Go ahead and love something an embarrassing amount: the advice that isn't really about the advice

On Thursdays at 2:00 PM, it’s rare that I’m not staring at my phone, my podcast app open, waiting. Perchance even refreshing now and then. Thursday at 2:00 PM is when the latest episode of Mom And Dad Are Fighting drops, and as soon as I get to leave work for the day, my earbuds are in and the anticipation I feel is delicious. A whole hour - or close enough to it - of Mom and Dad awaits me, and for right now, all could not be more well. If I were to Marie Kondo (or is the verb KonMari? I forget, I’m at that much of a saturation point with this obsession) my phone and its contents, I would be unable to deny that Mom and Dad Are Fighting sparks a joy that I feel in my entire body.

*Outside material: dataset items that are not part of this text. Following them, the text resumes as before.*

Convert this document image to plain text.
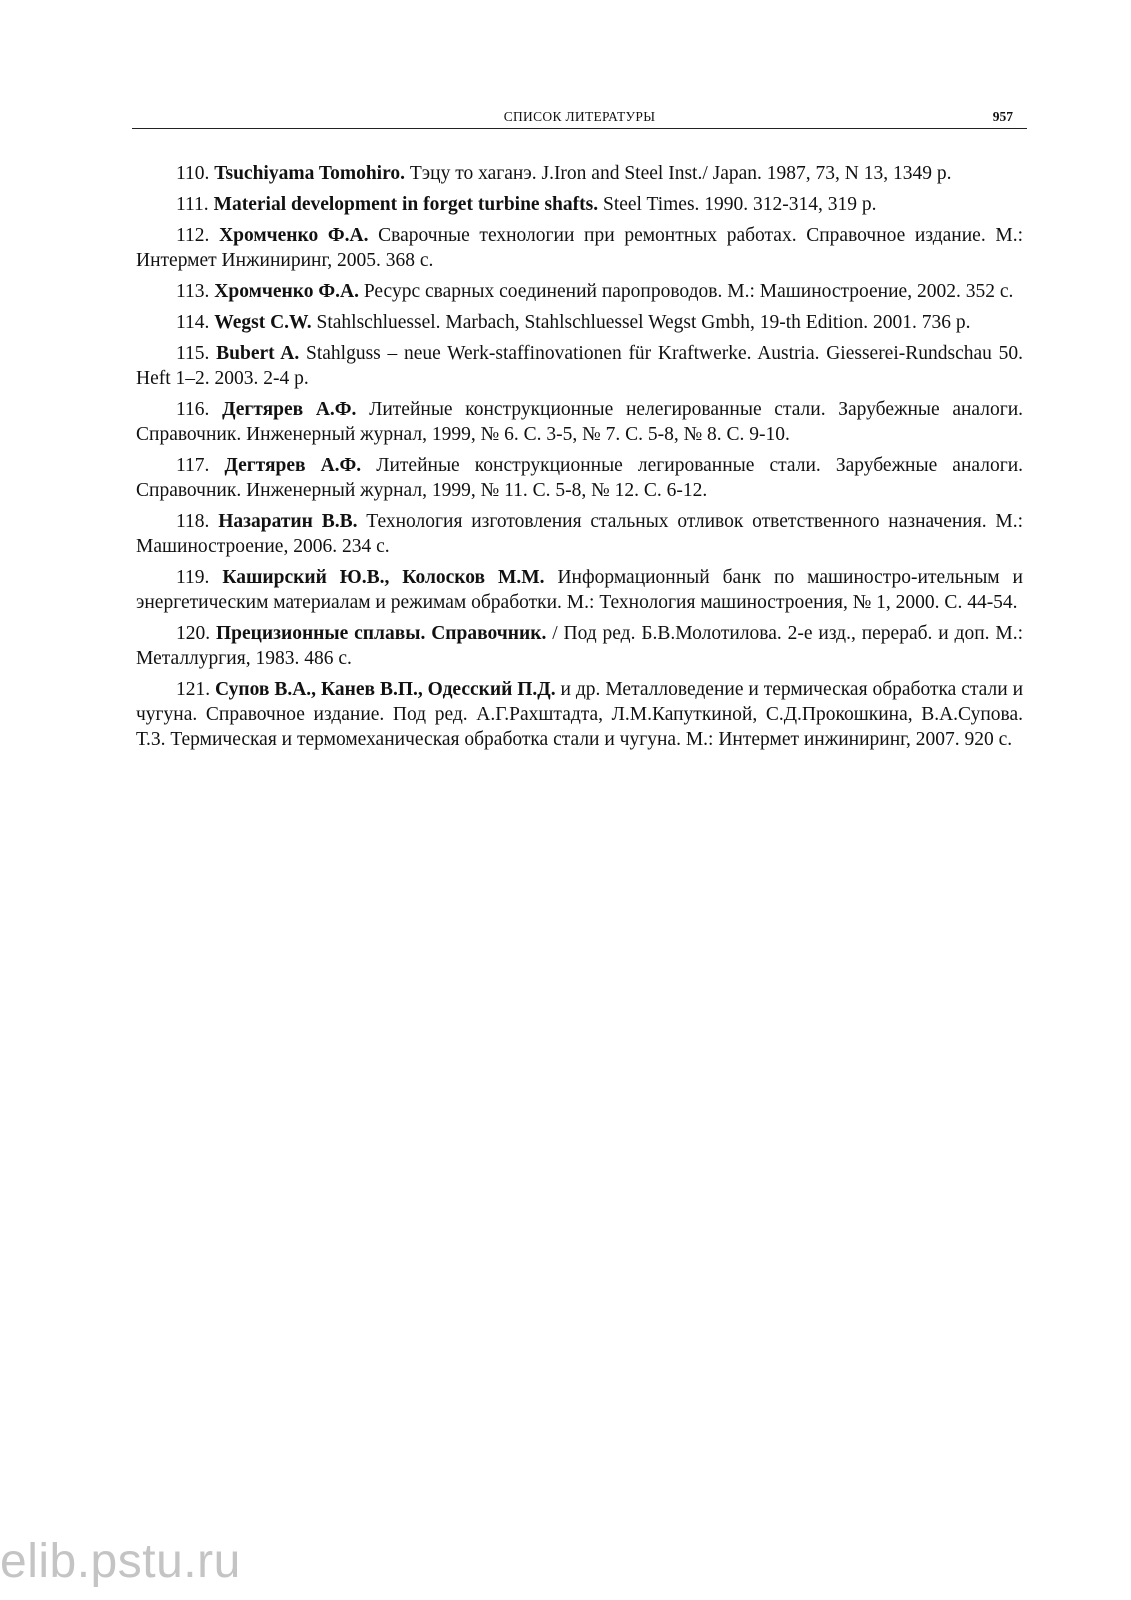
СПИСОК ЛИТЕРАТУРЫ	957

110. Tsuchiyama Tomohiro. Тэцу то хаганэ. J.Iron and Steel Inst./ Japan. 1987, 73, N 13, 1349 p.

111. Material development in forget turbine shafts. Steel Times. 1990. 312-314, 319 p.

112. Хромченко Ф.А. Сварочные технологии при ремонтных работах. Справочное издание. М.: Интермет Инжиниринг, 2005. 368 с.

113. Хромченко Ф.А. Ресурс сварных соединений паропроводов. М.: Машиностроение, 2002. 352 с.

114. Wegst C.W. Stahlschluessel. Marbach, Stahlschluessel Wegst Gmbh, 19-th Edition. 2001. 736 p.

115. Bubert A. Stahlguss – neue Werk-staffinovationen für Kraftwerke. Austria. Giesserei-Rundschau 50. Heft 1–2. 2003. 2-4 p.

116. Дегтярев А.Ф. Литейные конструкционные нелегированные стали. Зарубежные аналоги. Справочник. Инженерный журнал, 1999, № 6. С. 3-5, № 7. С. 5-8, № 8. С. 9-10.

117. Дегтярев А.Ф. Литейные конструкционные легированные стали. Зарубежные аналоги. Справочник. Инженерный журнал, 1999, № 11. С. 5-8, № 12. С. 6-12.

118. Назаратин В.В. Технология изготовления стальных отливок ответственного назначения. М.: Машиностроение, 2006. 234 с.

119. Каширский Ю.В., Колосков М.М. Информационный банк по машиностро-ительным и энергетическим материалам и режимам обработки. М.: Технология машиностроения, № 1, 2000. С. 44-54.

120. Прецизионные сплавы. Справочник. / Под ред. Б.В.Молотилова. 2-е изд., перераб. и доп. М.: Металлургия, 1983. 486 с.

121. Супов В.А., Канев В.П., Одесский П.Д. и др. Металловедение и термическая обработка стали и чугуна. Справочное издание. Под ред. А.Г.Рахштадта, Л.М.Капуткиной, С.Д.Прокошкина, В.А.Супова. Т.3. Термическая и термомеханическая обработка стали и чугуна. М.: Интермет инжиниринг, 2007. 920 с.

elib.pstu.ru
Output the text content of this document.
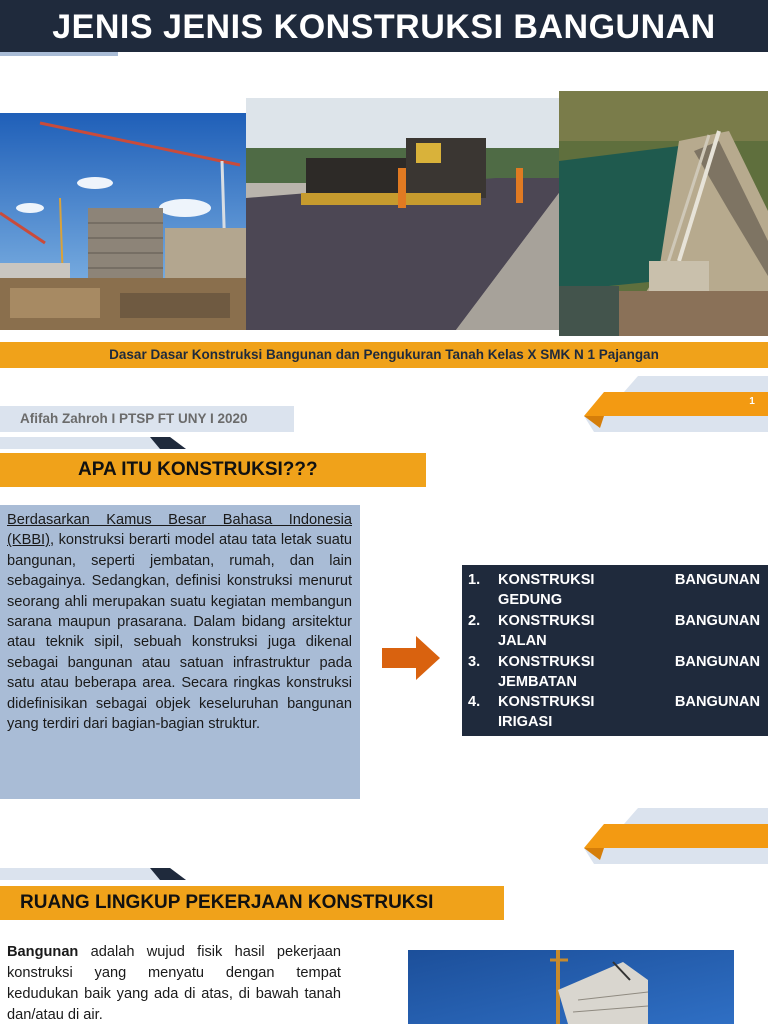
JENIS JENIS KONSTRUKSI BANGUNAN
Dasar Dasar Konstruksi Bangunan dan Pengukuran Tanah Kelas X SMK N 1 Pajangan
Afifah Zahroh I PTSP FT UNY I 2020
1
APA ITU KONSTRUKSI???
Berdasarkan Kamus Besar Bahasa Indonesia (KBBI), konstruksi berarti model atau tata letak suatu bangunan, seperti jembatan, rumah, dan lain sebagainya. Sedangkan, definisi konstruksi menurut seorang ahli merupakan suatu kegiatan membangun sarana maupun prasarana. Dalam bidang arsitektur atau teknik sipil, sebuah konstruksi juga dikenal sebagai bangunan atau satuan infrastruktur pada satu atau beberapa area. Secara ringkas konstruksi didefinisikan sebagai objek keseluruhan bangunan yang terdiri dari bagian-bagian struktur.
1.	KONSTRUKSI	BANGUNAN
GEDUNG
2.	KONSTRUKSI	BANGUNAN
JALAN
3.	KONSTRUKSI	BANGUNAN
JEMBATAN
4.	KONSTRUKSI	BANGUNAN
IRIGASI
RUANG LINGKUP PEKERJAAN KONSTRUKSI
Bangunan adalah wujud fisik hasil pekerjaan konstruksi yang menyatu dengan tempat kedudukan baik yang ada di atas, di bawah tanah dan/atau di air.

It’s funny that this is my favorite piece of content to emerge from the Internet each week, because I have largely excised parenting advice from my life: parenting books, parenting columns, even the widely-loved Well Family section of the New York Times and its weekly newsletter (which I receive because so many people have recommended it but invariably delete without opening). People have recommended parenting resources with great enthusiasm, and I have occasionally dipped my toe in, if I really trust the recommender. But they all send me running in the opposite direction, reminded of the days when I hungrily scoured the internet for something, anything to help me through the early months of nursing a baby and when what I found only made me feel worse about my efforts. Most parenting advice I have come across - however sound, however well founded - makes me feel like I am being scolded, and it’s just too triggering. It reminds me of all the things I could be - and probably am - doing wrong, or at least sub-optimally.

Now we’re at the part where i make the case for why Mom and Dad is somehow different from all this other parenting stuff that makes me shudder, but I’m actually not sure that it is in any meaningful sense. People write in or call in about the universal problems of parenting, and the roundtable of hosts (Gabriel Roth, Carvell Wallace, and Rebecca Lavoie) take turns addressing the issue, responding both to the question-asker and to each other’s answers. The actual questions, though, rarely matter. I don’t even look at the episode description to see whether they are going to discuss something relevant to me specifically, because I know that I will hang onto their every word even when they’re discussing teenage social media activity, which not only has nothing to do with toddlers but also will likely look completely different by the time my toddler is a teenage social media - or whatever it will be called in ten years - user. It’s not even advice I can credibly file away for later, but clearly I’m not here for the actual advice. I am filled with questions all the time about what to do as a mom, and at some of those times, I find myself wishing I could ask Carvell, Rebecca and Gabe, but I never write in; I would rather just show up to hear them talk every week about things that don’t seem like they have anything to do with me. Inevitably, a discussion will arise that pierces my psyche and a truth bombshell that I didn’t know I needed will land right in my soul and stay there. Usually, I will end up writing about it here (Rebecca’s “Stop making it about you” and Carvell’s “Your kid is amazing” come to mind), such is the strength of the reflection it brings on.

That’s what I’m really tuning in for - the reflection that surrounds this show like an aura. The panelists aren’t parenting experts in any credentialed sense; they are writers and thinkers, celebrated for their creativity and high level of expressive skill above all. I listen to them because the way they talk about parenting and, by extension, about life, is fundamentally beautiful. They understand that the people writing in and the people listening are looking to them for more than advice, and that for most of us the advice is probably somewhat beside the point. They hear whatever need is being expressed, whether intentionally or not, and they respond to that need with exactly what is called for.

Take this week’s episode, called “Must we suffer the tantrum?” In it, around the 18:50 mark, we hear a voice memo come in from a mom who describes her three-year-old’s tantrums as one of said tantrums is happening in the background. The woman remains very calm as her kid completely loses her shit, but you can hear how hard she is working to keep her voice level. She doesn’t really ask what she should do; she sort of trails off at the end of the call with the words, “I’m just seeking your advice as to the…normalcy of this toddler’s behavior.” The voice memo ends, and the podcast hosts are laughing. We are all laughing, probably most especially those of us currently parenting a toddler, because oh, how well we know those sounds. We are that mom. We know what she’s really asking, because we have asked ourselves the same questions in those moments. “Am I going to be okay? Is my kid going to be okay? Can this work out in the long run? How am I going to survive until then?” Hearing Rebecca and Carvell laugh like that is simultaneously affirming and reassuring. It is both the “I see you and hear you” and the “this is so going to be okay eventually” that normalizes without minimizing.

I’m certainly not the first person won over by the false sense of intimacy a good podcast can give its listeners; I know that these people aren’t my actual friends, and that they don’t actually see me or hear me. That’s okay; I like the versions of them that live in my head: they are as all-knowing as they are imperfect, and as aware of their imperfection as they are confident that they are going in the right direction. They make me believe that I, too, could be so wise, and that I may yet sustain a sense of humor through this whole thing. Worth believing in, if you ask me.